During the scheme all students completed individual research tasks for two supervisors. My first involved researching and drafting a recommendation document for employers surrounding Islamophobia in the workplace. This was the second of a two-part series published under Farrer & Co's new racial equality task force which was set up in 2020 as a result of the Black Lives Matter movement. This, along with a Diversity & Inclusion talk we received, confirmed Farrer & Co’s commitment to ensuring that access to the legal profession is widened and that everyone within the industry is treated fairly. For example, the firm appoints certain members in each practice group to be “Diversity Champions”. After receiving external training to ensure best practice, these champions implement and communicate the firm’s D&I strategy and act as listeners with whom Farrer & Co’s employees can discuss ideas surrounding D&I.
On top of appointing the firm’s first female Senior Partner in 2017, the firm boasts a large 42 percent figure for female partners, which is well above the national average of 33 percent. Every woman I spoke to referred to the firm’s culture of enforcing female empowerment through various initiatives and referenced how most other firms are lagging behind in this respect. The firm’s variety of internal networks, from the Working Parents' Network to Agender (which aims to support an inclusive working environment for women), are a large part of female employees' work lives.
When speaking to a recent St Andrews graduate who qualified into Farrer & Co’s Private Client practice, I developed my understanding of the firm’s social culture too. This is partly since the team remains on the smaller side for a law firm, allowing teams to really get to know one another. When asking them why they chose their practice area to qualify into, every solicitor I spoke to answered that they got the feeling that they fitted in with the people from their teams and the work was enjoyable as a result of this. I did not feel this was the case at larger Magic Circle firms. Another element also missing from the latter firms is the personal nature of much of the work they do. Farrer & Co’s focus will always be on putting the client first. A Farrer’s solicitor spends much of their time collaborating with colleagues in other practice areas to service the full needs of their client as they work together to find solutions for their clients’ problems. Thus, the firm seeks trainees with individuality but also with a flair for collaboration and problem-solving.

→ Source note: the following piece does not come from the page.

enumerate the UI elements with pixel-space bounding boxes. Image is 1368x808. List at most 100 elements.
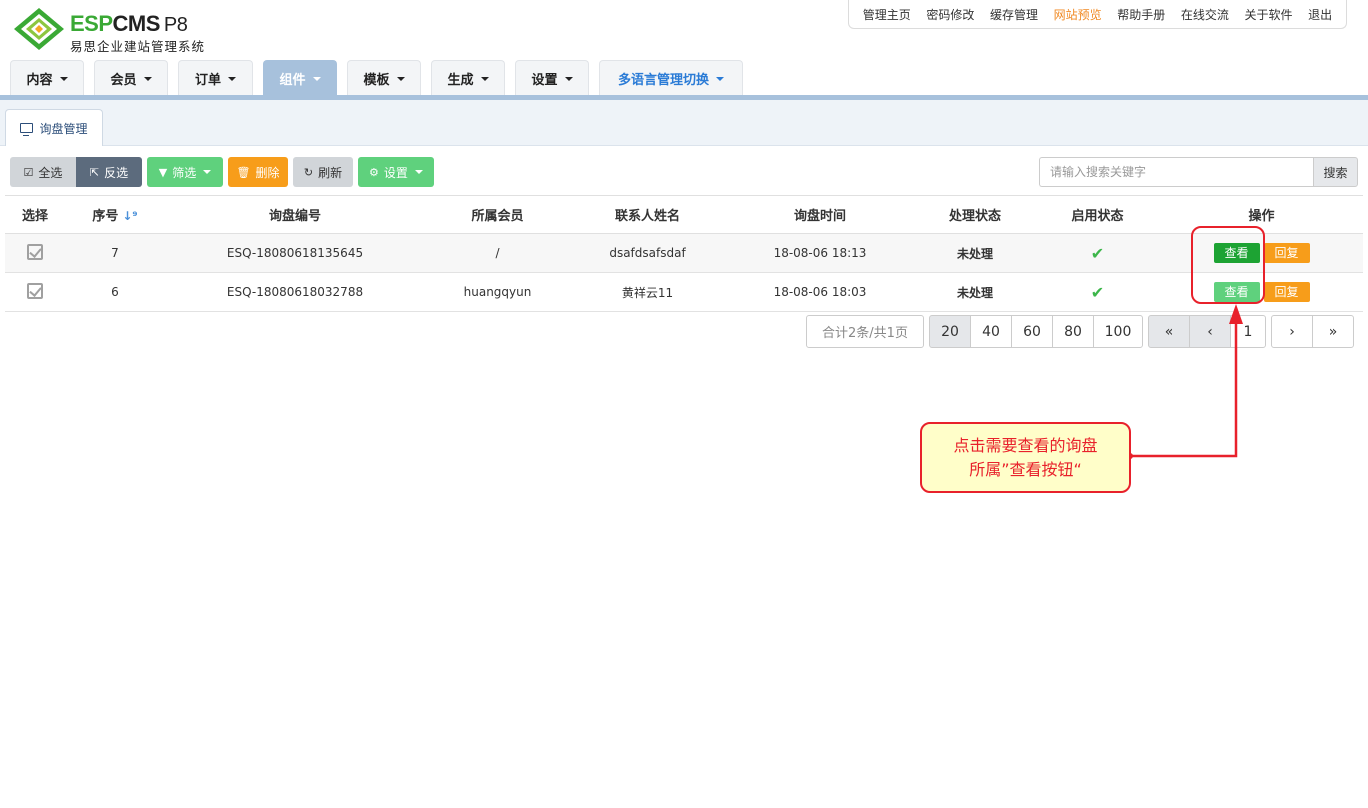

To conclude, the vacation scheme balanced talks, tasks, and individual conversations with Associates and Partners. Though carried out remotely, the firm conveyed what they were looking for in applicants and provided us with an insight into whether it is the firm for us. While it is exceedingly important to perform well on the scheme in order to secure a training contract interview, I learned that finding the right firm for you is the single most important thing to consider at this early stage. The variety of firms out there is seemingly endless and ending up at one which does not suit your needs or resonate with you as an individual does not foster a sustainable working environment, and will make your journey to your dream firm even harder. Vacation schemes are a great way to find your "perfect" firm. When considering applications, your passion for this exact firm comes through clearly to those assessing and interviewing you and makes their decisions between the thousands of applicants easier. If this can be done, you are already halfway there.